Lisa Graham McMinn explores hot-button topics like abortion, homosexuality, masturbation, pornography and other sexual issues in her book. Her premise is that all sexuality is a function of our drive toward intimacy with God and with others. As sin has damaged the rest of the world, so has it damaged sexuality. Thus our longing for intimacy can never be completely fulfilled on earth. Sexual frustration and brokenness will remain both within marriage and without. Only when we realize that true fulfillment can be found only in heaven, McMinn argues, can we reclaim a healthy sexuality.
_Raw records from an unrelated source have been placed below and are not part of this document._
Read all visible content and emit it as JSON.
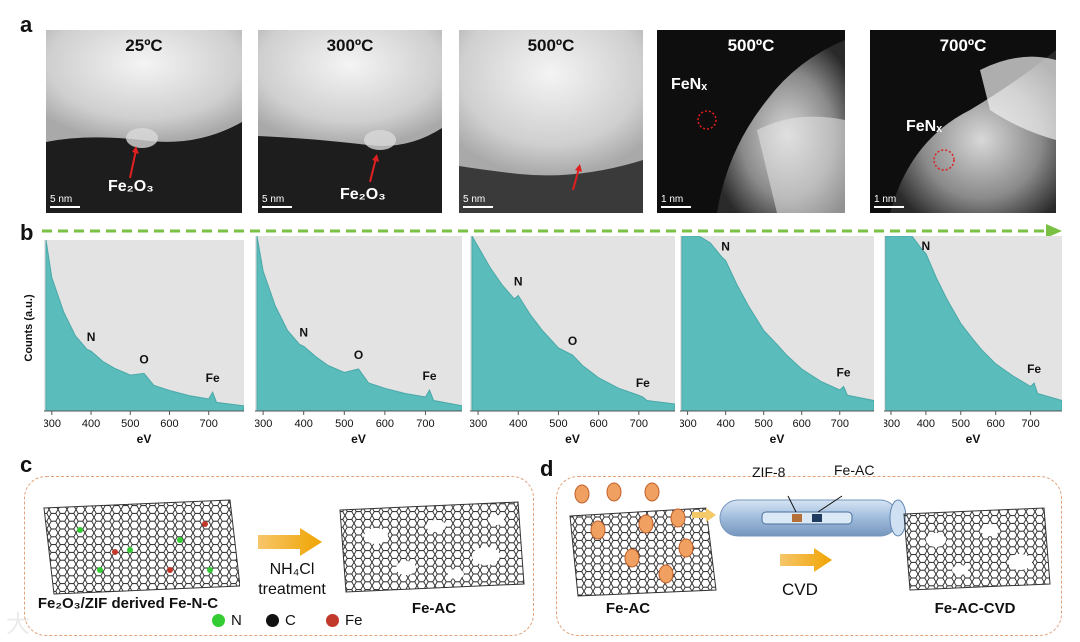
{
  "panel_labels": {
    "a": "a",
    "b": "b",
    "c": "c",
    "d": "d"
  },
  "tem_images": [
    {
      "temperature": "25ºC",
      "annotation": "Fe₂O₃",
      "scale": "5 nm"
    },
    {
      "temperature": "300ºC",
      "annotation": "Fe₂O₃",
      "scale": "5 nm"
    },
    {
      "temperature": "500ºC",
      "annotation": "",
      "scale": "5 nm"
    },
    {
      "temperature": "500ºC",
      "annotation": "FeNₓ",
      "scale": "1 nm"
    },
    {
      "temperature": "700ºC",
      "annotation": "FeNₓ",
      "scale": "1 nm"
    }
  ],
  "chart_data": [
    {
      "type": "area",
      "xlabel": "eV",
      "ylabel": "Counts (a.u.)",
      "x_ticks": [
        300,
        400,
        500,
        600,
        700
      ],
      "xlim": [
        280,
        790
      ],
      "peaks": [
        {
          "label": "N",
          "x": 400
        },
        {
          "label": "O",
          "x": 535
        },
        {
          "label": "Fe",
          "x": 710
        }
      ],
      "series": [
        {
          "x": [
            285,
            300,
            330,
            360,
            390,
            400,
            430,
            460,
            500,
            535,
            560,
            600,
            650,
            700,
            710,
            720,
            790
          ],
          "y": [
            100,
            78,
            58,
            44,
            36,
            35,
            29,
            25,
            21,
            22,
            15,
            12,
            9,
            7,
            11,
            5,
            3
          ]
        }
      ]
    },
    {
      "type": "area",
      "xlabel": "eV",
      "ylabel": "",
      "x_ticks": [
        300,
        400,
        500,
        600,
        700
      ],
      "xlim": [
        280,
        790
      ],
      "peaks": [
        {
          "label": "N",
          "x": 400
        },
        {
          "label": "O",
          "x": 535
        },
        {
          "label": "Fe",
          "x": 710
        }
      ],
      "series": [
        {
          "x": [
            285,
            300,
            330,
            360,
            390,
            400,
            430,
            460,
            500,
            535,
            560,
            600,
            650,
            700,
            710,
            720,
            790
          ],
          "y": [
            100,
            80,
            60,
            46,
            38,
            37,
            31,
            26,
            22,
            24,
            16,
            13,
            10,
            8,
            12,
            6,
            3
          ]
        }
      ]
    },
    {
      "type": "area",
      "xlabel": "eV",
      "ylabel": "",
      "x_ticks": [
        300,
        400,
        500,
        600,
        700
      ],
      "xlim": [
        280,
        790
      ],
      "peaks": [
        {
          "label": "N",
          "x": 400
        },
        {
          "label": "O",
          "x": 535
        },
        {
          "label": "Fe",
          "x": 710
        }
      ],
      "series": [
        {
          "x": [
            285,
            300,
            330,
            360,
            390,
            400,
            430,
            460,
            500,
            535,
            560,
            600,
            650,
            700,
            710,
            720,
            790
          ],
          "y": [
            100,
            94,
            82,
            72,
            64,
            66,
            55,
            46,
            36,
            32,
            26,
            19,
            13,
            9,
            8,
            6,
            4
          ]
        }
      ]
    },
    {
      "type": "area",
      "xlabel": "eV",
      "ylabel": "",
      "x_ticks": [
        300,
        400,
        500,
        600,
        700
      ],
      "xlim": [
        280,
        790
      ],
      "peaks": [
        {
          "label": "N",
          "x": 400
        },
        {
          "label": "Fe",
          "x": 710
        }
      ],
      "series": [
        {
          "x": [
            285,
            300,
            330,
            360,
            390,
            400,
            430,
            460,
            500,
            535,
            560,
            600,
            650,
            700,
            710,
            720,
            790
          ],
          "y": [
            100,
            100,
            100,
            96,
            88,
            86,
            72,
            60,
            46,
            38,
            32,
            24,
            17,
            12,
            14,
            9,
            6
          ]
        }
      ]
    },
    {
      "type": "area",
      "xlabel": "eV",
      "ylabel": "",
      "x_ticks": [
        300,
        400,
        500,
        600,
        700
      ],
      "xlim": [
        280,
        790
      ],
      "peaks": [
        {
          "label": "N",
          "x": 400
        },
        {
          "label": "Fe",
          "x": 710
        }
      ],
      "series": [
        {
          "x": [
            285,
            300,
            330,
            360,
            390,
            400,
            430,
            460,
            500,
            535,
            560,
            600,
            650,
            700,
            710,
            720,
            790
          ],
          "y": [
            100,
            100,
            100,
            100,
            92,
            90,
            76,
            64,
            50,
            41,
            35,
            27,
            20,
            14,
            16,
            10,
            6
          ]
        }
      ]
    }
  ],
  "panel_c": {
    "caption_left": "Fe₂O₃/ZIF derived Fe-N-C",
    "arrow_text_line1": "NH₄Cl",
    "arrow_text_line2": "treatment",
    "caption_right": "Fe-AC",
    "legend": [
      {
        "label": "N",
        "color": "#33cc33"
      },
      {
        "label": "C",
        "color": "#111111"
      },
      {
        "label": "Fe",
        "color": "#c0392b"
      }
    ]
  },
  "panel_d": {
    "tube_label_left": "ZIF-8",
    "tube_label_right": "Fe-AC",
    "arrow_text": "CVD",
    "caption_left": "Fe-AC",
    "caption_right": "Fe-AC-CVD"
  },
  "watermark": "大"
}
McMinn incorporates many different elements into her book: anonymous narratives (some from students in her theology of sexuality class at Wheaton College), sociological studies, stories from her own experience and theological criticism. This mishmash of sources is often frustrating. Biblical accounts of sexuality are passed over in favor of delicate protests about the assumptions of the evangelical subculture (the Song of Solomon, for instance, is not mentioned until near the end of the book, where McMinn debunks marital myth No. 3, “Good Women Do Not Enjoy Sex”). And thoroughgoing sociological analysis is neglected for vignettes from the lives of ordinary people, vignettes which often skew her conclusions. (Of the four homosexuals McMinn quotes, none are content with their sexual orientation, even though she states that sexual orientation of any sort could come from God.)
Overall, McMinn makes an excellent and necessary point. In our culture sexuality is too often divorced from intimacy. Hollywood presents romantic love and sex as almost the only source of relational fulfillment. When romance and sex elude people, they are left without any hope for fulfillment. Thus the value of McMinn’s emphasis on intimacy. Seeing connection with other people as our central drive can help us better navigate the trials of childhood, adolescence, childbirth and menopause.
Some of the book’s arguments have been rehashed too many times. Is it really necessary, at this point, to be told that both singles and marrieds are intended by God to have equally fulfilling lives? That women enjoy sex too? That marriage cannot be counted on to completely fulfill either man or woman? McMinn is at her best when she is exploring problems only tangentially related to sexuality, such as the relationship of sexual brokenness to the epidemic of female eating disorders in this country, or how false masculine ideals leave men as damaged sexually as women are.